Было решено, что ему незачем спускаться вниз, и, когда мы уходили, он стоял на площадке у своей двери и светил нам, перегнувшись через перила с лампой в руке. Оглянувшись на него, я вспомнил вечер его появления, — тогда я сам вот так же стоял с лампой на лестнице и даже подумать не мог, что когда-нибудь мне будет так грустно и страшно с ним расставаться.
Старик Барли по-прежнему рычал и бранился за своей дверью, точно все это время ни на минуту не умолкал и не собирался умолкнуть. Внизу я спросил Герберта, сохранил ли наш узник фамилию Провис? Нет, конечно, отвечал он, новый жилец зовется мистер Кембл. Мой друг добавил, что в доме о мистере Кембле знают лишь одно: он, Герберт, принимает в нем участие и ему, Герберту, очень важно, чтобы новый постоялец ни в чем не нуждался и жил в полном уединении. Поэтому, когда мы вошли в гостиную, где миссис Уимпл и Клара сидели за рукоделием, я счел за благо умолчать о том горячем участии, с которым и сам отношусь к мистеру Кемблу.

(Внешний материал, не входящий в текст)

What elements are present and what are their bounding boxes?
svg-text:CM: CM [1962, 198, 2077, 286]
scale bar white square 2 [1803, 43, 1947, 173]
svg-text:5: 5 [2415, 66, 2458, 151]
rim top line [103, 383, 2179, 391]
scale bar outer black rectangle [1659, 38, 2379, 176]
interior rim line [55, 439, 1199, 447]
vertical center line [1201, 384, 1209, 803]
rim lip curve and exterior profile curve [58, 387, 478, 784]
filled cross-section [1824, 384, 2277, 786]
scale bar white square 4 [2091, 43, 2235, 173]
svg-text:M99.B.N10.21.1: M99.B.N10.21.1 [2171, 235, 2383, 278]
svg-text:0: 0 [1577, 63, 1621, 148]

Распростившись с хорошенькой, милой темноглазой девушкой и с доброй женщиной, в которой годы не угасили способности радеть о судьбе двух любящих сердец, я почувствовал, что Старый Копперов канатный завод совершенно преобразился в моих глазах. Пусть старик Барли стар, как мир, пусть бранится, как целая извозчичья биржа, но в затоне Чинкса хватит молодости, надежды и веры, чтобы заполнить его до краев. И тут я вспомнил Эстеллу и наше прощанье и пошел домой совсем приунывший.

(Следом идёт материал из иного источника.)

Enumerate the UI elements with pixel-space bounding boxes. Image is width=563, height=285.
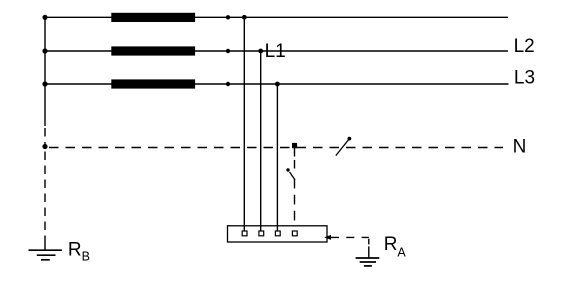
- wire L1 phase line: [45, 16, 508, 18]
- winding W3: [111, 79, 195, 88]
- wire drop from L3 to terminal 3: [276, 84, 278, 231]
- wire L2 phase line: [45, 50, 508, 52]
- node a on L1: [226, 15, 230, 19]
- node tap L2: [258, 49, 263, 54]
- svg-text:RA: RA: [384, 234, 407, 260]
- svg-text:L2: L2: [514, 36, 535, 57]
- wire N drop upper dashed: [294, 160, 296, 169]
- node N junction: [42, 144, 47, 149]
- svg-text:RB: RB: [68, 240, 90, 264]
- node b on L2: [226, 49, 230, 53]
- terminal 3: [275, 231, 280, 236]
- wire star-point to N (dashed): [44, 128, 46, 147]
- svg-text:L1: L1: [265, 41, 286, 62]
- switch S2 contact dot: [348, 137, 352, 141]
- node star point L2: [42, 48, 47, 53]
- svg-text:L3: L3: [514, 68, 535, 89]
- node c on L3: [226, 82, 230, 86]
- winding W1: [111, 13, 195, 22]
- busbar consumer unit: [228, 226, 328, 242]
- wire earthing conductor to RB (dashed): [44, 152, 46, 239]
- winding W2: [111, 46, 195, 55]
- node tap L1: [242, 15, 247, 20]
- ground RB: [29, 250, 62, 260]
- wire star-point bus (solid): [44, 17, 46, 126]
- svg-text:N: N: [513, 137, 527, 158]
- wire RA ground stem: [368, 246, 370, 258]
- switch S2 blade on N: [336, 140, 349, 156]
- wire RB ground stem: [44, 239, 46, 251]
- node tap L3: [275, 82, 280, 87]
- ground RA: [356, 258, 380, 266]
- wire N drop stub: [294, 148, 296, 157]
- wire RA link (dashed): [331, 236, 369, 238]
- terminal 2: [259, 231, 264, 236]
- wire L3 phase line: [45, 83, 509, 85]
- wire RA link down (dashed): [368, 239, 370, 245]
- switch S1 blade: [290, 172, 295, 180]
- node star point L1: [42, 15, 47, 20]
- terminal 1: [242, 231, 247, 236]
- wire drop from L2 to terminal 2: [260, 51, 262, 231]
- switch S1 contact dot: [286, 168, 289, 171]
- wire N drop lower dashed: [294, 179, 296, 226]
- wire drop from L1 to terminal 1: [243, 17, 245, 231]
- node star point L3: [42, 81, 47, 86]
- node N tap square: [292, 143, 297, 148]
- wire N conductor (dashed): [49, 147, 503, 149]
- arrow to RA earth: [324, 235, 331, 240]
- terminal 4: [292, 231, 297, 236]
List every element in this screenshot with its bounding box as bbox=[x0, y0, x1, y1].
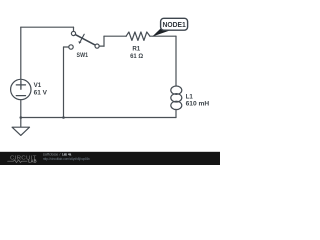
footer bar bbox=[0, 152, 220, 165]
wire: V1 bottom to bottom rail bbox=[20, 100, 22, 118]
svg-text:nttp://circuitlab.com/c6ydh8jh: nttp://circuitlab.com/c6ydh8jhqx86v bbox=[43, 157, 90, 161]
wire: R1 right lead to top-right corner bbox=[150, 35, 176, 37]
value 61 ohm bbox=[130, 53, 143, 60]
switch SW1 bbox=[69, 31, 99, 49]
junction: V1/ground on bottom rail bbox=[20, 116, 23, 119]
svg-text:softdose /: softdose / bbox=[43, 152, 61, 156]
node NODE1 label box bbox=[161, 18, 188, 30]
svg-text:LAB: LAB bbox=[28, 159, 36, 164]
wire: bottom horizontal bbox=[21, 117, 176, 119]
wire: stub down to SW1 top terminal bbox=[73, 27, 75, 31]
wire: SW1 branch vertical down to bottom rail bbox=[63, 47, 65, 118]
node NODE1 flag pointer bbox=[152, 28, 169, 37]
svg-text:SW1: SW1 bbox=[77, 52, 89, 59]
label L1 bbox=[186, 93, 194, 100]
wire: SW1 right terminal to riser bbox=[99, 45, 104, 47]
svg-text:V1: V1 bbox=[34, 82, 42, 89]
wire: right vertical from corner down to L1 top bbox=[175, 36, 177, 86]
ground bbox=[12, 118, 29, 136]
junction: SW1 branch on bottom rail bbox=[62, 116, 65, 119]
footer logo CIRCUIT LAB bbox=[8, 155, 37, 163]
wire: riser up to resistor level bbox=[103, 36, 105, 46]
svg-text:R1: R1 bbox=[132, 45, 140, 52]
value 61 V bbox=[34, 89, 48, 96]
label R1 bbox=[132, 45, 140, 52]
svg-text:NODE1: NODE1 bbox=[163, 20, 186, 29]
footer text line 1: softdose / Lab 4a bbox=[43, 152, 72, 156]
resistor R1 bbox=[126, 32, 150, 40]
wire: L1 bottom stub bbox=[175, 109, 177, 117]
inductor L1 bbox=[171, 86, 182, 110]
label V1 bbox=[34, 82, 42, 89]
svg-text:Lab 4a: Lab 4a bbox=[62, 152, 72, 156]
wire: top horizontal from corner to SW1 top terminal bbox=[21, 26, 74, 28]
svg-text:610 mH: 610 mH bbox=[186, 101, 210, 108]
wire: SW1 lower terminal stub left bbox=[64, 46, 69, 48]
value 610 mH bbox=[186, 101, 210, 108]
svg-text:L1: L1 bbox=[186, 93, 194, 100]
voltage source V1 bbox=[11, 79, 31, 99]
svg-text:61 Ω: 61 Ω bbox=[130, 53, 143, 60]
svg-text:61 V: 61 V bbox=[34, 89, 48, 96]
footer text line 2: url bbox=[43, 157, 90, 161]
wire: left vertical from top corner down to V1 top bbox=[20, 27, 22, 79]
wire: horizontal to R1 left lead bbox=[104, 35, 126, 37]
label SW1 bbox=[77, 52, 89, 59]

В Тэмпле все было тихо, как в самые спокойные времена. Окна тех комнат, где еще так недавно жил Провис, стояли закрытые, темные, и в Гарден-Корте не было ни души. Я три раза прошелся мимо фонтана, прежде чем подняться к себе в квартиру, но никого не увидел. И Герберт, когда зашел через полчаса ко мне в спальню, — я так измучился, что сразу лег в постель, — рассказал то же самое. Он отворил одно из окон и, выглянув на залитую лунным светом улицу, доложил, что там царит такая торжественная пустота, какая, наверно, бывает ночью в запертом соборе.

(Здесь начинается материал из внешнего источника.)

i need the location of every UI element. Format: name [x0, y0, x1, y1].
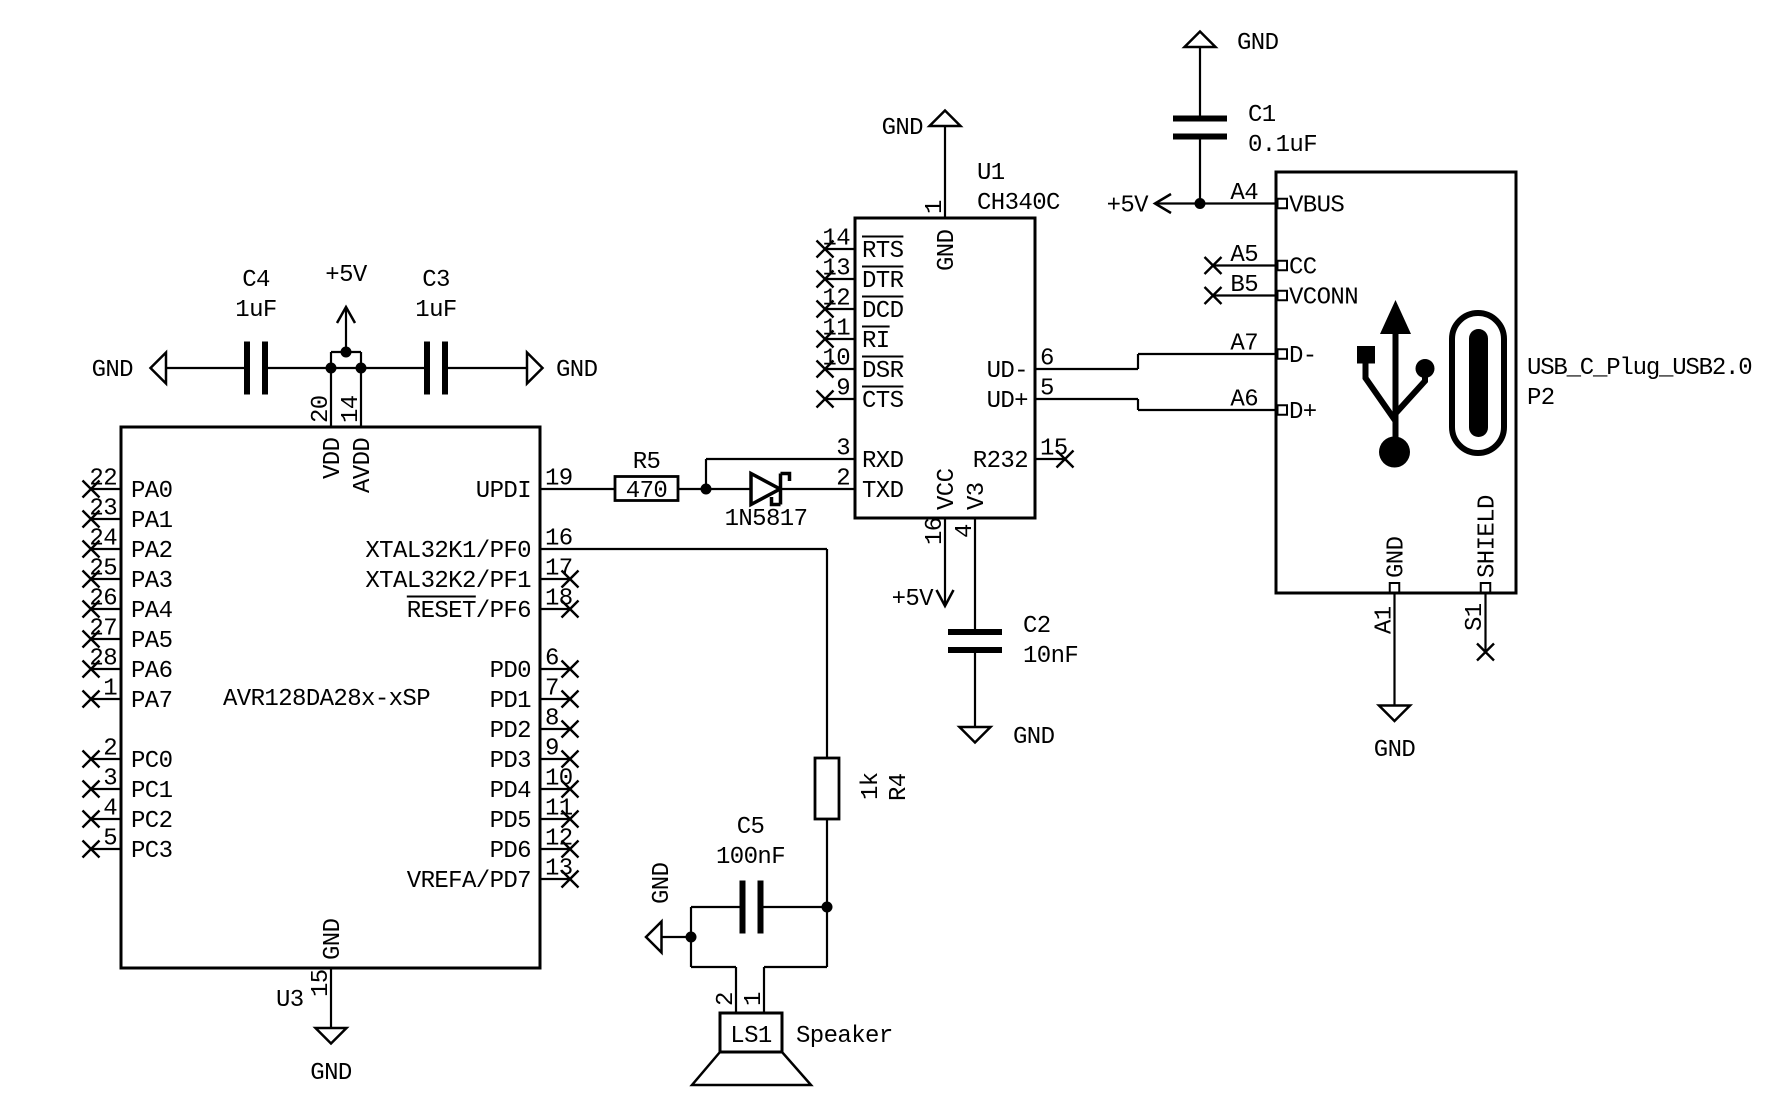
svg-text:12: 12 — [822, 286, 850, 313]
net label GND (left of C4) — [92, 357, 134, 384]
svg-text:UD+: UD+ — [987, 388, 1029, 415]
speaker LS1 — [692, 1013, 811, 1085]
pin 14 number (AVDD) — [338, 395, 365, 423]
pin S1 no-connect — [1477, 583, 1494, 661]
value 0.1uF (C1) — [1248, 132, 1317, 159]
svg-text:1uF: 1uF — [235, 297, 276, 324]
svg-text:PA5: PA5 — [131, 628, 172, 655]
svg-text:24: 24 — [89, 526, 117, 553]
resistor R4 — [815, 758, 839, 819]
resistor R5 — [615, 477, 678, 501]
svg-text:C1: C1 — [1248, 102, 1276, 129]
net label GND (above U1) — [882, 115, 924, 142]
svg-text:D+: D+ — [1289, 399, 1317, 426]
svg-text:GND: GND — [310, 1060, 352, 1087]
svg-text:UPDI: UPDI — [476, 478, 531, 505]
svg-text:RESET/PF6: RESET/PF6 — [407, 598, 531, 625]
diode D1 1N5817 — [751, 474, 790, 505]
wire node to speaker pin2 — [691, 967, 736, 1013]
svg-text:+5V: +5V — [892, 586, 935, 613]
pin A4 VBUS (P2) — [1230, 180, 1344, 220]
ground symbol below U3 — [316, 1028, 347, 1044]
label C3 — [422, 267, 450, 294]
pin A7 D- (P2) — [1230, 331, 1316, 371]
svg-text:GND: GND — [1374, 737, 1416, 764]
wire +5V jog — [331, 351, 361, 353]
pin 17 XTAL32K2/PF1 (U3) — [365, 556, 578, 596]
pin 5 PC3 (U3) — [83, 826, 173, 866]
wire node to diode anode — [706, 488, 751, 490]
svg-text:R4: R4 — [886, 773, 913, 801]
svg-text:GND: GND — [92, 357, 134, 384]
svg-text:GND: GND — [934, 229, 961, 271]
pin 14 RTS (U1) — [817, 226, 904, 266]
label C5 — [737, 814, 765, 841]
wire C5-left vertical — [690, 907, 692, 967]
svg-text:DSR: DSR — [862, 358, 904, 385]
ground symbol above U1 — [930, 111, 961, 127]
svg-text:U1: U1 — [977, 160, 1005, 187]
pin 3 RXD (U1) — [836, 436, 903, 476]
node GND-C5 junction — [686, 932, 697, 943]
pin 25 PA3 (U3) — [83, 556, 173, 596]
svg-text:27: 27 — [89, 616, 117, 643]
pin A6 D+ (P2) — [1230, 387, 1316, 427]
svg-text:0.1uF: 0.1uF — [1248, 132, 1317, 159]
svg-text:RTS: RTS — [862, 238, 904, 265]
svg-text:5: 5 — [103, 826, 117, 853]
pin 19 UPDI (U3) — [476, 466, 573, 506]
pin 16 XTAL32K1/PF0 (U3) — [365, 526, 572, 566]
svg-text:GND: GND — [320, 918, 347, 960]
svg-text:CC: CC — [1289, 255, 1317, 282]
svg-text:PD2: PD2 — [490, 718, 531, 745]
svg-text:PD6: PD6 — [490, 838, 531, 865]
svg-text:1k: 1k — [858, 772, 885, 800]
label C2 — [1023, 613, 1051, 640]
svg-text:100nF: 100nF — [716, 844, 785, 871]
wire ground to node — [662, 936, 692, 938]
pin name SHIELD (P2) — [1475, 495, 1502, 578]
pin 9 CTS (U1) — [817, 376, 904, 416]
svg-text:VREFA/PD7: VREFA/PD7 — [407, 868, 531, 895]
capacitor C5 — [743, 881, 761, 934]
svg-text:A4: A4 — [1230, 180, 1258, 207]
pin 6 UD- (U1) — [987, 346, 1138, 386]
svg-text:GND: GND — [1237, 30, 1279, 57]
pin 10 PD4 (U3) — [490, 766, 579, 806]
svg-text:AVDD: AVDD — [350, 438, 377, 493]
net label +5V (U1 VCC) — [892, 586, 935, 613]
svg-text:V3: V3 — [964, 482, 991, 510]
pin 3 PC1 (U3) — [83, 766, 173, 806]
value 1N5817 (D1) — [725, 506, 808, 533]
svg-text:PC0: PC0 — [131, 748, 172, 775]
pin B5 VCONN (P2) — [1205, 272, 1359, 312]
ground symbol above C1 — [1185, 32, 1216, 48]
svg-text:PA4: PA4 — [131, 598, 173, 625]
node C1-VBUS junction — [1195, 198, 1206, 209]
pin 13 VREFA/PD7 (U3) — [407, 856, 579, 896]
power symbol +5V (down, U1) — [937, 590, 954, 606]
value 1k (R4) — [858, 772, 885, 800]
svg-text:PA3: PA3 — [131, 568, 172, 595]
wire AVDD node to C3 — [361, 367, 427, 369]
svg-text:GND: GND — [882, 115, 924, 142]
label R5 — [633, 449, 661, 476]
net label +5V (top) — [325, 262, 368, 289]
wire PF0 to R4 — [540, 549, 827, 758]
pin 26 PA4 (U3) — [83, 586, 173, 626]
svg-text:B5: B5 — [1230, 272, 1258, 299]
pin 5 UD+ (U1) — [987, 376, 1138, 416]
svg-text:1: 1 — [741, 992, 768, 1006]
pin 1 number (U1 GND) — [922, 200, 949, 214]
wire U1 V3 to C2 — [974, 518, 976, 629]
svg-text:470: 470 — [626, 478, 667, 505]
svg-text:25: 25 — [89, 556, 117, 583]
svg-text:DTR: DTR — [862, 268, 904, 295]
node RXD-TXD junction — [701, 484, 712, 495]
pin 15 number (U3 GND) — [308, 969, 335, 997]
svg-text:5: 5 — [1040, 376, 1054, 403]
svg-text:PD5: PD5 — [490, 808, 531, 835]
pin 2 number (LS1) — [713, 992, 740, 1006]
svg-text:PA6: PA6 — [131, 658, 172, 685]
svg-text:GND: GND — [649, 862, 676, 904]
wire U1 pin1 to ground — [944, 126, 946, 218]
pin 1 number (LS1) — [741, 992, 768, 1006]
svg-text:3: 3 — [103, 766, 117, 793]
svg-text:PD0: PD0 — [490, 658, 531, 685]
svg-text:1N5817: 1N5817 — [725, 506, 808, 533]
pin 13 DTR (U1) — [817, 256, 904, 296]
svg-text:10: 10 — [822, 346, 850, 373]
wire +5V to VBUS — [1155, 202, 1276, 204]
svg-text:3: 3 — [836, 436, 850, 463]
capacitor C4 — [247, 342, 265, 395]
svg-text:15: 15 — [1040, 436, 1068, 463]
svg-text:DCD: DCD — [862, 298, 904, 325]
wire node up to RXD — [706, 459, 855, 489]
pin 18 RESET/PF6 (U3) — [407, 586, 579, 626]
pin 23 PA1 (U3) — [83, 496, 173, 536]
svg-text:13: 13 — [822, 256, 850, 283]
svg-text:9: 9 — [836, 376, 850, 403]
pin 1 PA7 (U3) — [83, 676, 173, 716]
wire R5 to node — [678, 488, 706, 490]
pin 11 PD5 (U3) — [490, 796, 579, 836]
svg-text:C3: C3 — [422, 267, 450, 294]
power symbol +5V (left, VBUS) — [1155, 194, 1171, 213]
svg-text:2: 2 — [713, 992, 740, 1006]
svg-text:PC3: PC3 — [131, 838, 172, 865]
pin name VCC (U1) — [934, 468, 961, 510]
capacitor C1 — [1173, 119, 1227, 137]
ground symbol below P2 — [1379, 706, 1410, 722]
ground symbol right of C3 — [527, 353, 543, 384]
svg-text:C5: C5 — [737, 814, 765, 841]
label U1 — [977, 160, 1005, 187]
pin S1 number (P2 SHIELD) — [1462, 603, 1489, 631]
svg-text:USB_C_Plug_USB2.0: USB_C_Plug_USB2.0 — [1527, 355, 1751, 382]
svg-text:+5V: +5V — [325, 262, 368, 289]
net label GND (below U3) — [310, 1060, 352, 1087]
label Speaker — [796, 1023, 893, 1050]
svg-text:VDD: VDD — [320, 437, 347, 479]
pin 20 number (VDD) — [308, 395, 335, 423]
wire C1 to VBUS net — [1199, 140, 1201, 204]
net label GND (below P2) — [1374, 737, 1416, 764]
svg-text:C2: C2 — [1023, 613, 1051, 640]
svg-text:A7: A7 — [1230, 331, 1258, 358]
svg-text:VBUS: VBUS — [1289, 193, 1344, 220]
power symbol +5V (top) — [337, 307, 355, 358]
svg-text:LS1: LS1 — [730, 1023, 772, 1050]
capacitor C2 — [948, 632, 1002, 650]
svg-text:PA7: PA7 — [131, 688, 172, 715]
pin name GND (U3) — [320, 918, 347, 960]
capacitor C3 — [427, 342, 445, 395]
svg-text:23: 23 — [89, 496, 117, 523]
wire VDD node to AVDD node — [331, 367, 361, 369]
pin name V3 (U1) — [964, 482, 991, 510]
svg-text:PC2: PC2 — [131, 808, 172, 835]
node R4-C5 junction — [822, 902, 833, 913]
value CH340C (U1) — [977, 190, 1060, 217]
svg-text:XTAL32K2/PF1: XTAL32K2/PF1 — [365, 568, 531, 595]
wire GND to C4 — [166, 367, 247, 369]
pin 8 PD2 (U3) — [490, 706, 579, 746]
svg-text:14: 14 — [822, 226, 850, 253]
svg-text:PC1: PC1 — [131, 778, 173, 805]
pin 28 PA6 (U3) — [83, 646, 173, 686]
svg-text:CTS: CTS — [862, 388, 904, 415]
svg-text:SHIELD: SHIELD — [1475, 495, 1502, 578]
pin name GND (P2) — [1384, 536, 1411, 578]
wire VDD vertical pin 20 — [330, 352, 332, 427]
svg-text:PD1: PD1 — [490, 688, 532, 715]
pin 11 RI (U1) — [817, 316, 890, 356]
node AVDD junction — [356, 363, 367, 374]
svg-text:R232: R232 — [973, 448, 1028, 475]
label C4 — [242, 267, 270, 294]
net label GND (right of C3) — [556, 357, 598, 384]
svg-text:UD-: UD- — [987, 358, 1028, 385]
value AVR128DA28x-xSP — [223, 686, 430, 713]
svg-text:RXD: RXD — [862, 448, 904, 475]
svg-text:1uF: 1uF — [415, 297, 456, 324]
pin 4 PC2 (U3) — [83, 796, 173, 836]
svg-text:20: 20 — [308, 395, 335, 423]
wire C4 to VDD node — [268, 367, 331, 369]
value 10nF (C2) — [1023, 643, 1078, 670]
pin 12 DCD (U1) — [817, 286, 904, 326]
wire UD+ to D+ — [1138, 399, 1276, 410]
usb logo trident — [1357, 300, 1435, 468]
wire UPDI to R5 — [540, 488, 615, 490]
wire UD- to D- — [1138, 354, 1276, 369]
svg-text:VCONN: VCONN — [1289, 285, 1358, 312]
svg-text:VCC: VCC — [934, 468, 961, 510]
label U3 — [276, 987, 304, 1014]
svg-text:AVR128DA28x-xSP: AVR128DA28x-xSP — [223, 686, 430, 713]
pin A1 number (P2 GND) — [1372, 606, 1399, 634]
svg-text:RI: RI — [862, 328, 890, 355]
svg-text:GND: GND — [556, 357, 598, 384]
pin 12 PD6 (U3) — [490, 826, 579, 866]
svg-text:2: 2 — [103, 736, 117, 763]
label P2 — [1527, 385, 1555, 412]
svg-text:GND: GND — [1013, 724, 1055, 751]
label USB_C_Plug_USB2.0 (P2) — [1527, 355, 1751, 382]
pin name GND (U1) — [934, 229, 961, 271]
wire AVDD vertical pin 14 — [360, 352, 362, 427]
wire C2 to ground — [974, 653, 976, 727]
pin 22 PA0 (U3) — [83, 466, 173, 506]
pin 9 PD3 (U3) — [490, 736, 579, 776]
svg-text:4: 4 — [103, 796, 117, 823]
svg-text:TXD: TXD — [862, 478, 904, 505]
wire P2 GND pin — [1390, 583, 1400, 706]
svg-text:22: 22 — [89, 466, 117, 493]
pin name AVDD — [350, 438, 377, 493]
svg-text:GND: GND — [1384, 536, 1411, 578]
net label GND (below C2) — [1013, 724, 1055, 751]
svg-text:P2: P2 — [1527, 385, 1555, 412]
svg-text:1: 1 — [103, 676, 117, 703]
svg-text:6: 6 — [1040, 346, 1054, 373]
svg-text:26: 26 — [89, 586, 117, 613]
wire U1 VCC to +5V — [944, 518, 946, 606]
svg-text:14: 14 — [338, 395, 365, 423]
pin 6 PD0 (U3) — [490, 646, 579, 686]
svg-text:PA2: PA2 — [131, 538, 172, 565]
ground symbol left of speaker — [646, 922, 662, 953]
value 470 (R5) — [626, 478, 667, 505]
wire R4 to C5 node — [826, 819, 828, 907]
pin name VDD — [320, 437, 347, 479]
svg-text:PA1: PA1 — [131, 508, 173, 535]
net label +5V (VBUS) — [1107, 193, 1150, 220]
value 100nF (C5) — [716, 844, 785, 871]
pin 15 R232 (U1) — [973, 436, 1074, 476]
usb-serial U1 body — [855, 218, 1035, 518]
wire C5 left — [691, 906, 740, 908]
net label GND (speaker, rotated) — [649, 862, 676, 904]
svg-text:2: 2 — [836, 466, 850, 493]
wire C5 node to speaker pin1 — [764, 907, 827, 1013]
svg-text:PD3: PD3 — [490, 748, 531, 775]
pin A5 CC (P2) — [1205, 242, 1317, 282]
ground symbol left of C4 — [151, 353, 167, 384]
usb connector P2 body — [1276, 172, 1516, 593]
pin 7 PD1 (U3) — [490, 676, 579, 716]
ground symbol below C2 — [960, 727, 991, 743]
svg-text:PA0: PA0 — [131, 478, 172, 505]
wire diode cathode to TXD — [781, 488, 855, 490]
node VDD junction — [326, 363, 337, 374]
label LS1 — [730, 1023, 772, 1050]
value 1uF (C3) — [415, 297, 456, 324]
svg-text:Speaker: Speaker — [796, 1023, 893, 1050]
pin 24 PA2 (U3) — [83, 526, 173, 566]
pin 2 PC0 (U3) — [83, 736, 173, 776]
wire U3 pin15 to ground — [330, 968, 332, 1028]
wire C5 right — [763, 906, 827, 908]
pin 10 DSR (U1) — [817, 346, 904, 386]
wire ground to C1 — [1199, 47, 1201, 116]
svg-text:D-: D- — [1289, 343, 1317, 370]
svg-text:28: 28 — [89, 646, 117, 673]
svg-text:10nF: 10nF — [1023, 643, 1078, 670]
pin 2 TXD (U1) — [836, 466, 903, 506]
wire C3 to GND right — [448, 367, 527, 369]
pin 16 number (U1 VCC) — [922, 517, 949, 545]
svg-text:11: 11 — [822, 316, 850, 343]
value 1uF (C4) — [235, 297, 276, 324]
svg-text:C4: C4 — [242, 267, 270, 294]
usb-c receptacle icon — [1452, 313, 1504, 453]
net label GND (above C1) — [1237, 30, 1279, 57]
svg-text:XTAL32K1/PF0: XTAL32K1/PF0 — [365, 538, 531, 565]
pin 4 number (U1 V3) — [952, 524, 979, 538]
microcontroller U3 body — [121, 427, 540, 968]
svg-text:PD4: PD4 — [490, 778, 532, 805]
label R4 — [886, 773, 913, 801]
label C1 — [1248, 102, 1276, 129]
pin 27 PA5 (U3) — [83, 616, 173, 656]
svg-text:A6: A6 — [1230, 387, 1258, 414]
svg-text:R5: R5 — [633, 449, 661, 476]
svg-text:CH340C: CH340C — [977, 190, 1060, 217]
svg-text:U3: U3 — [276, 987, 304, 1014]
svg-text:+5V: +5V — [1107, 193, 1150, 220]
svg-text:A5: A5 — [1230, 242, 1258, 269]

На следующий день я отправился раздобывать себе лодку. Это заняло немного времени, лодка была доставлена к лестнице Тэмпла и стала на причал в двух минутах ходьбы от моей двери. После этого я начал упражняться в гребле, то один, то вместе с Гербертом. Я часто бывал на реке в холод, ветер и дождь, и через несколько дней никто уже не обращал на меня внимания. Вначале я держался выше Блекфрайерского моста, но затем, когда часы прилива изменились, стал добираться и до Лондонского. То был еще старый Лондонский мост, и в некоторые часы дня вода здесь стремительно неслась, образуя водовороты и ямы, что создало ему недобрую славу. Однако, присмотревшись к другим гребцам, я быстро наловчился проскакивать опасное место, и после этого часто пробирался среди множества кораблей и лодок до самого Эрита. Мимо Мельничного пруда мы впервые прошли вместе с Гербертом и видели, как штора на восточной стороне окна опустилась оба раза — и встречая нас и провожая обратно. Герберт обычно бывал там не реже трех раз в неделю и ни разу не сообщил мне ничего хоть сколько-нибудь тревожного. И все же я знал, что основания для тревоги есть, и не мог отделаться от ощущения, что за мною следят. Стоит такому ощущению появиться, и оно не оставляет человека в покое; невозможно сосчитать, скольких ни в чем не повинных людей я подозревал в том, что они наблюдают за мной.